Groups of order 448

This article gives information about, and links to more details on, groups of order 448
See pages on algebraic structures of order 448 | See pages on groups of a particular order

Statistics at a glance

The number 448 has prime factors 2 and 7. The prime factorization is:

${\displaystyle \!448=2^{6}\cdot 7=64\cdot 7}$

There are only two prime factors of this number. Order has only two prime factors implies solvable (by Burnside's ${\displaystyle p^{a}q^{b}}$-theorem) and hence all groups of this order are solvable groups (specifically, finite solvable groups). Another way of putting this is that the order is a solvability-forcing number. In particular, there is no simple non-abelian group of this order.

Quantity	Value	Explanation
Number of groups up to isomorphism	1396
Number of abelian groups up to isomorphism	11	Equals the number of unordered integer partitions of ${\displaystyle 6}$ times the number of unordered integer partitions of ${\displaystyle 1}$. See classification of finite abelian groups and structure theorem for finitely generated abelian groups.

See also

• Classification of groups of order sixty-four times a prime

GAP implementation

The order 448 is part of GAP's SmallGroup library. Hence, any group of order 448 can be constructed using the SmallGroup function by specifying its group ID. Also, IdGroup is available, so the group ID of any group of this order can be queried.

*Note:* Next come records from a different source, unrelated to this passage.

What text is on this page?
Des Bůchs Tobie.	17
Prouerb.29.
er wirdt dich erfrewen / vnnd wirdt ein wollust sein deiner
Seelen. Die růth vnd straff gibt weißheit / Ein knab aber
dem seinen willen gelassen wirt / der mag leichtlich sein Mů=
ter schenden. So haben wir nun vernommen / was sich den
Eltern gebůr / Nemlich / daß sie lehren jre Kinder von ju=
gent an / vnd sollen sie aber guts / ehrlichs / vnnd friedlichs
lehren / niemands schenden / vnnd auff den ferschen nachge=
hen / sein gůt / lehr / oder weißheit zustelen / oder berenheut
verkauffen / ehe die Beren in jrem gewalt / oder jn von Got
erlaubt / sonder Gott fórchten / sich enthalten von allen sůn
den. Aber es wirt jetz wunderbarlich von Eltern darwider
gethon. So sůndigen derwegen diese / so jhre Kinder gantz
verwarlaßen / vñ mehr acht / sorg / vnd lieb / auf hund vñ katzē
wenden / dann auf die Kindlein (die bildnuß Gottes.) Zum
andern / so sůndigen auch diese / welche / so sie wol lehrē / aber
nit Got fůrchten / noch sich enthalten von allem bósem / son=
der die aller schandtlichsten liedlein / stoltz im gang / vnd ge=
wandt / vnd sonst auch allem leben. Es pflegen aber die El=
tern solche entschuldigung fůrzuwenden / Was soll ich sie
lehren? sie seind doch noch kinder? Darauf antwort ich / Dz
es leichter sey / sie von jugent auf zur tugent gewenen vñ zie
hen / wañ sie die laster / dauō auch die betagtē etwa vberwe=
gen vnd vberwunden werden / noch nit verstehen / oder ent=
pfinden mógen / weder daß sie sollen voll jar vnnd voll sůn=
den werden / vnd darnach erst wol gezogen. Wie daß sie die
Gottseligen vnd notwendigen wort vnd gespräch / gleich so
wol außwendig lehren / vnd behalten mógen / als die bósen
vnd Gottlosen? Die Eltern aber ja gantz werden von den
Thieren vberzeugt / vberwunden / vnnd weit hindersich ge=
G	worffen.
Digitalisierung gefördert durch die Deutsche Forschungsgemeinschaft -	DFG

Further, the collection of all groups of order 448 can be accessed as a list using GAP's AllSmallGroups function.

Here is GAP's summary information about how it stores groups of this order, accessed using GAP's SmallGroupsInformation function:

gap> SmallGroupsInformation(448);

  There are 1396 groups of order 448.
  They are sorted by their Frattini factors.
     1 has Frattini factor [ 14, 1 ].
     2 has Frattini factor [ 14, 2 ].
     3 - 124 have Frattini factor [ 28, 3 ].
     125 - 177 have Frattini factor [ 28, 4 ].
     178 - 179 have Frattini factor [ 56, 11 ].
     180 - 781 have Frattini factor [ 56, 12 ].
     782 - 918 have Frattini factor [ 56, 13 ].
     919 has Frattini factor [ 112, 41 ].
     920 - 1293 have Frattini factor [ 112, 42 ].
     1294 - 1361 have Frattini factor [ 112, 43 ].
     1362 - 1364 have Frattini factor [ 224, 195 ].
     1365 - 1384 have Frattini factor [ 224, 196 ].
     1385 - 1391 have Frattini factor [ 224, 197 ].
     1392 - 1396 have trivial Frattini subgroup.

  For the selection functions the values of the following attributes
  are precomputed and stored:
     IsAbelian, IsNilpotentGroup, IsSupersolvableGroup, IsSolvableGroup,
     LGLength, FrattinifactorSize and FrattinifactorId.

  This size belongs to layer 2 of the SmallGroups library.
  IdSmallGroup is available for this size.